Friday, January 27, 2006
I remember all too clearly walking the site of the crash one year ago. Eleven people died on that day, and nearly two hundred were injured.
The memorial Thursday morning was simple and beautiful. With a flag suspended from the outstretched ladders of two fire trucks, the survivors and the families of the deceased presented plaques to honor the first responders who saved lives amid the destruction. Firefighters were preceded to the scene by the employees of the Costco at the crash site, who lept towards the accident with selfless bravery that every one of us would hope to have if called upon.

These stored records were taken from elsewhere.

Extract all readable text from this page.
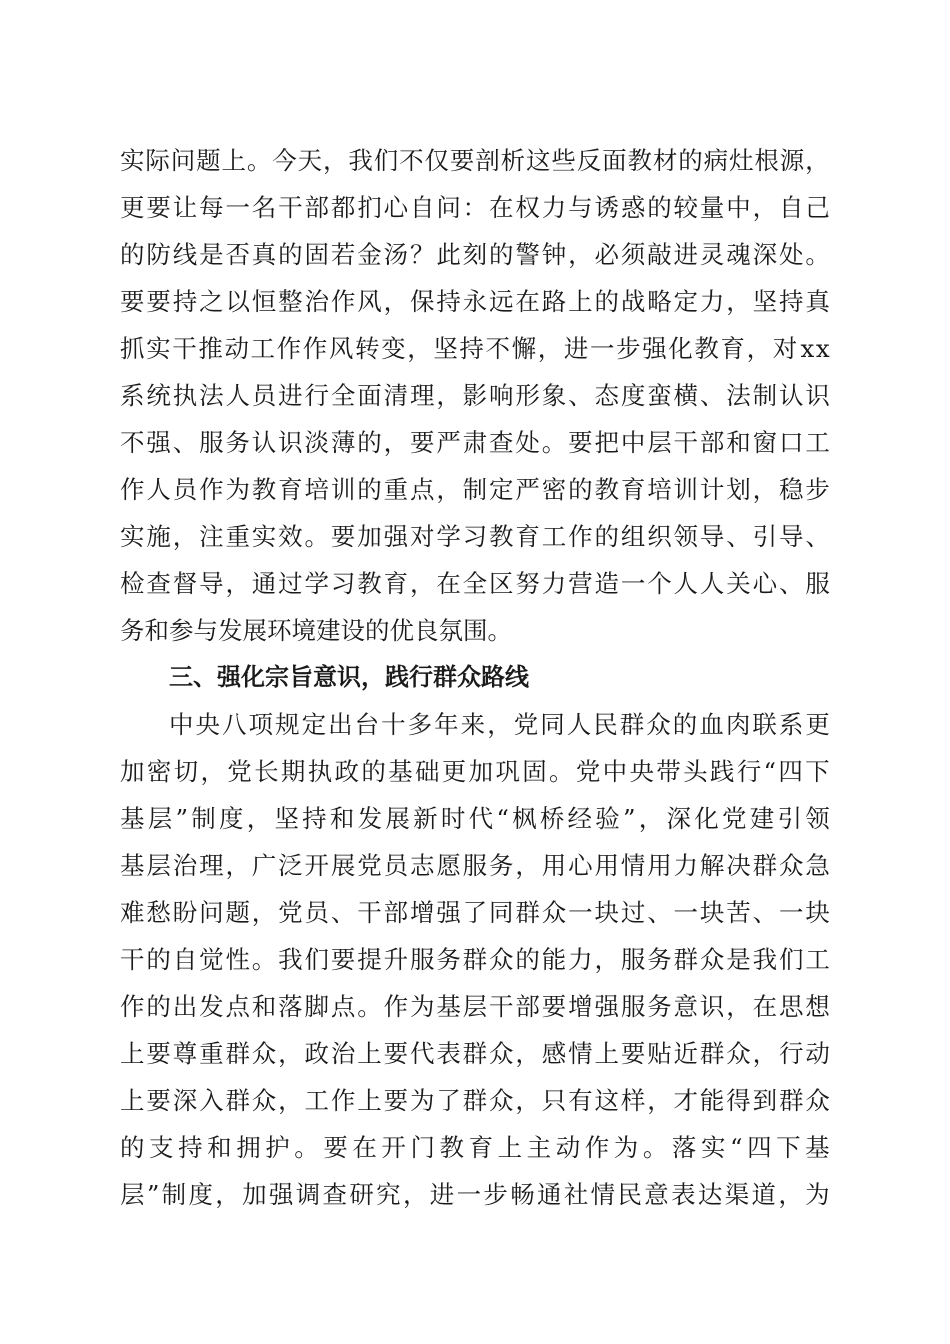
实 际 问 题 上 。 今 天 ， 我 们 不 仅 要 剖 析 这 些 反 面 教 材 的 病 灶 根 源 ，
更 要 让 每 一 名 干 部 都 扪 心 自 问 ： 在 权 力 与 诱 惑 的 较 量 中 ， 自 己
的 防 线 是 否 真 的 固 若 金 汤 ？ 此 刻 的 警 钟 ， 必 须 敲 进 灵 魂 深 处 。
要 要 持 之 以 恒 整 治 作 风 ， 保 持 永 远 在 路 上 的 战 略 定 力 ， 坚 持 真
抓 实 干 推 动 工 作 作 风 转 变 ， 坚 持 不 懈 ， 进 一 步 强 化 教 育 ， 对 x x
系 统 执 法 人 员 进 行 全 面 清 理 ， 影 响 形 象 、 态 度 蛮 横 、 法 制 认 识
不 强 、 服 务 认 识 淡 薄 的 ， 要 严 肃 查 处 。 要 把 中 层 干 部 和 窗 口 工
作 人 员 作 为 教 育 培 训 的 重 点 ， 制 定 严 密 的 教 育 培 训 计 划 ， 稳 步
实 施 ， 注 重 实 效 。 要 加 强 对 学 习 教 育 工 作 的 组 织 领 导 、 引 导 、
检 查 督 导 ， 通 过 学 习 教 育 ， 在 全 区 努 力 营 造 一 个 人 人 关 心 、 服
务和参与发展环境建设的优良氛围。
三、强化宗旨意识，践行群众路线
中 央 八 项 规 定 出 台 十 多 年 来 ， 党 同 人 民 群 众 的 血 肉 联 系 更
加 密 切 ， 党 长 期 执 政 的 基 础 更 加 巩 固 。 党 中 央 带 头 践 行 “ 四 下
基 层 ” 制 度 ， 坚 持 和 发 展 新 时 代 “ 枫 桥 经 验 ” ， 深 化 党 建 引 领
基 层 治 理 ， 广 泛 开 展 党 员 志 愿 服 务 ， 用 心 用 情 用 力 解 决 群 众 急
难 愁 盼 问 题 ， 党 员 、 干 部 增 强 了 同 群 众 一 块 过 、 一 块 苦 、 一 块
干 的 自 觉 性 。 我 们 要 提 升 服 务 群 众 的 能 力 ， 服 务 群 众 是 我 们 工
作 的 出 发 点 和 落 脚 点 。 作 为 基 层 干 部 要 增 强 服 务 意 识 ， 在 思 想
上 要 尊 重 群 众 ， 政 治 上 要 代 表 群 众 ， 感 情 上 要 贴 近 群 众 ， 行 动
上 要 深 入 群 众 ， 工 作 上 要 为 了 群 众 ， 只 有 这 样 ， 才 能 得 到 群 众
的 支 持 和 拥 护 。 要 在 开 门 教 育 上 主 动 作 为 。 落 实 “ 四 下 基
层 ” 制 度 ， 加 强 调 查 研 究 ， 进 一 步 畅 通 社 情 民 意 表 达 渠 道 ， 为
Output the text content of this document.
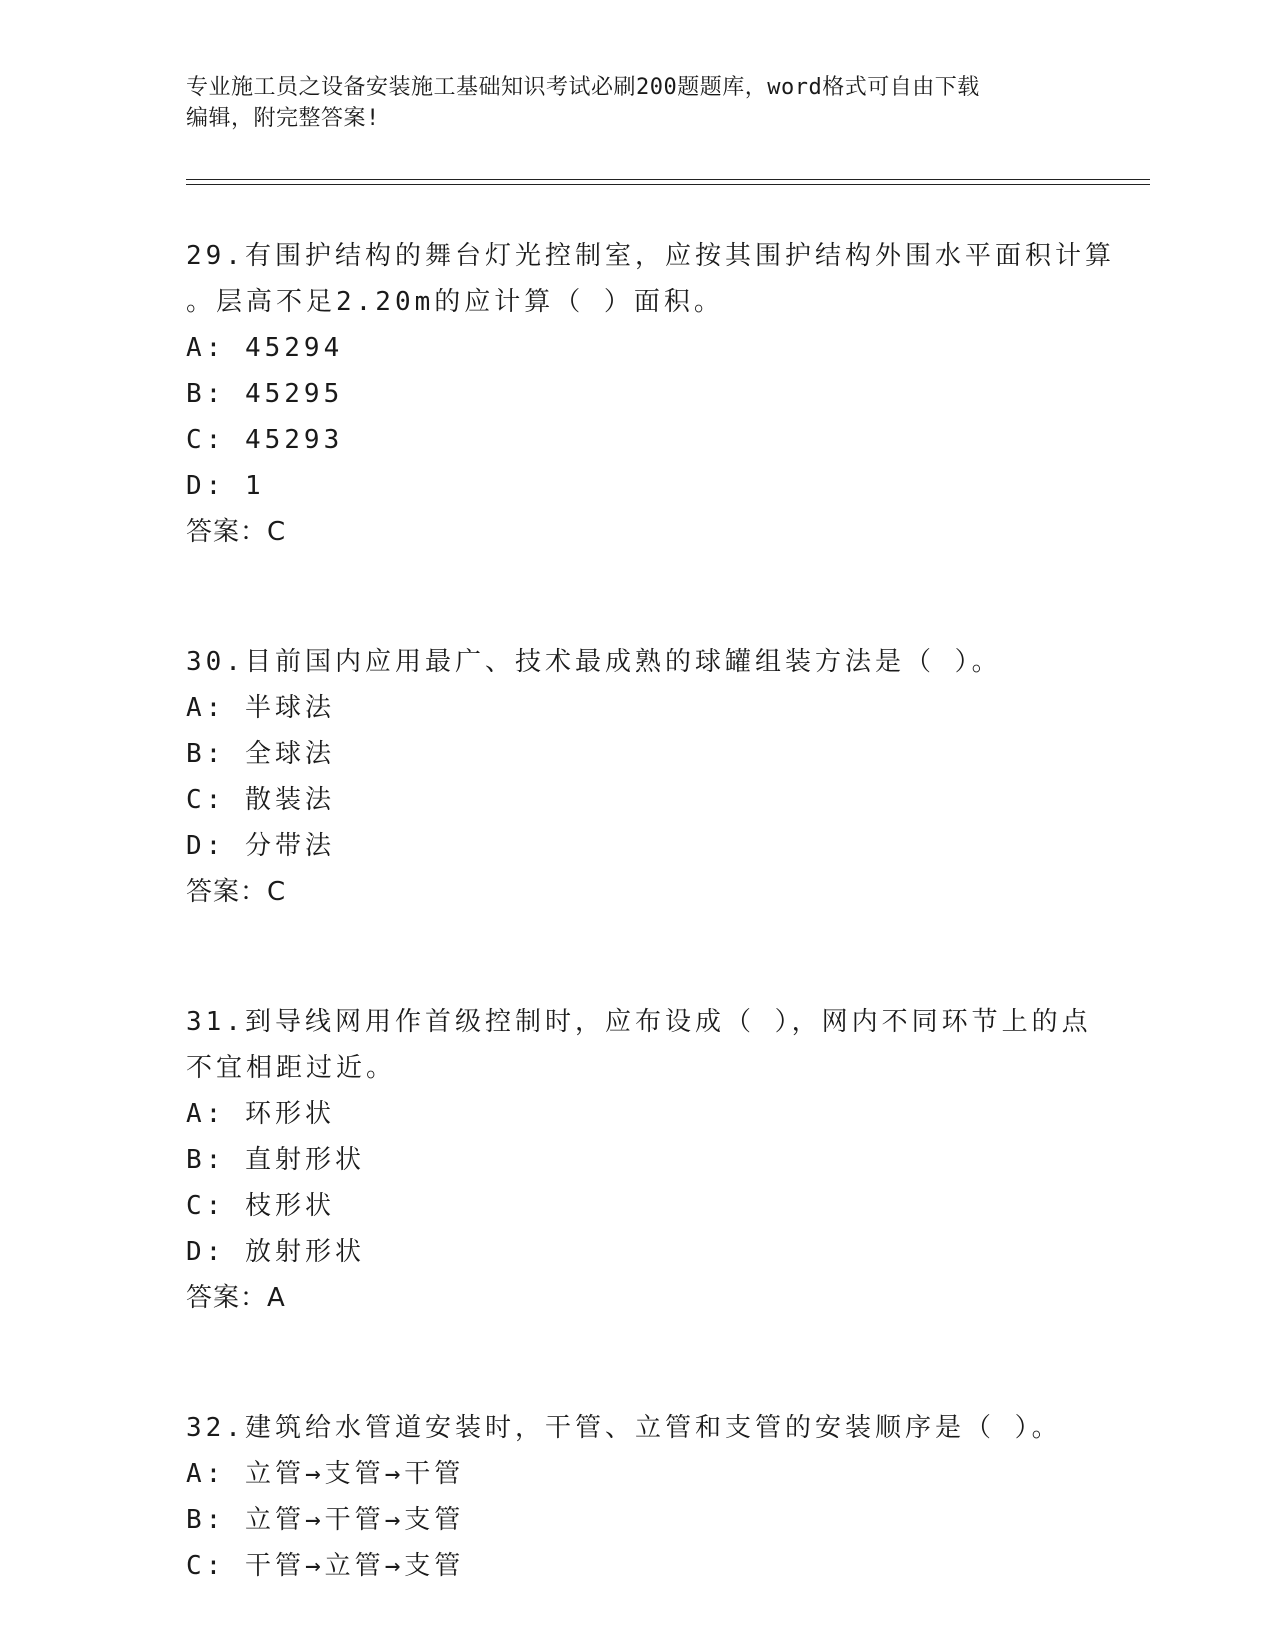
专业施工员之设备安装施工基础知识考试必刷200题题库，word格式可自由下载
编辑，附完整答案!
29.有围护结构的舞台灯光控制室，应按其围护结构外围水平面积计算
。层高不足2.20m的应计算（ ）面积。
A: 45294
B: 45295
C: 45293
D: 1
答案：C
30.目前国内应用最广、技术最成熟的球罐组装方法是（ ）。
A: 半球法
B: 全球法
C: 散装法
D: 分带法
答案：C
31.到导线网用作首级控制时，应布设成（ ），网内不同环节上的点
不宜相距过近。
A: 环形状
B: 直射形状
C: 枝形状
D: 放射形状
答案：A
32.建筑给水管道安装时，干管、立管和支管的安装顺序是（ ）。
A: 立管→支管→干管
B: 立管→干管→支管
C: 干管→立管→支管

Steve Toby, a technician with Los Angeles' Information Technology Agency who I know well from his work on the Council floor and from press conferences, was away from work for months after the crash. Thursday was his first return to the site of it, as it was for many there. Steve's story was told in the Los Angeles Times article about the bitter anniversary, as were other horrible, heartbreaking stories.
At the end, eleven white doves were released to honor the eleven who did not survive the crash. Among the deceased was Julia Bennett, an employee of the Los Angeles Fire Department, remembered here.
Trauma experts say that the second year, when support begins to wane and memory begins to recede for all but those directly affected, can be the hardest. I asked those in attendance to commit to not letting that happen: to making this day not about letting go of the past but committing to stay with those whom it will not let go.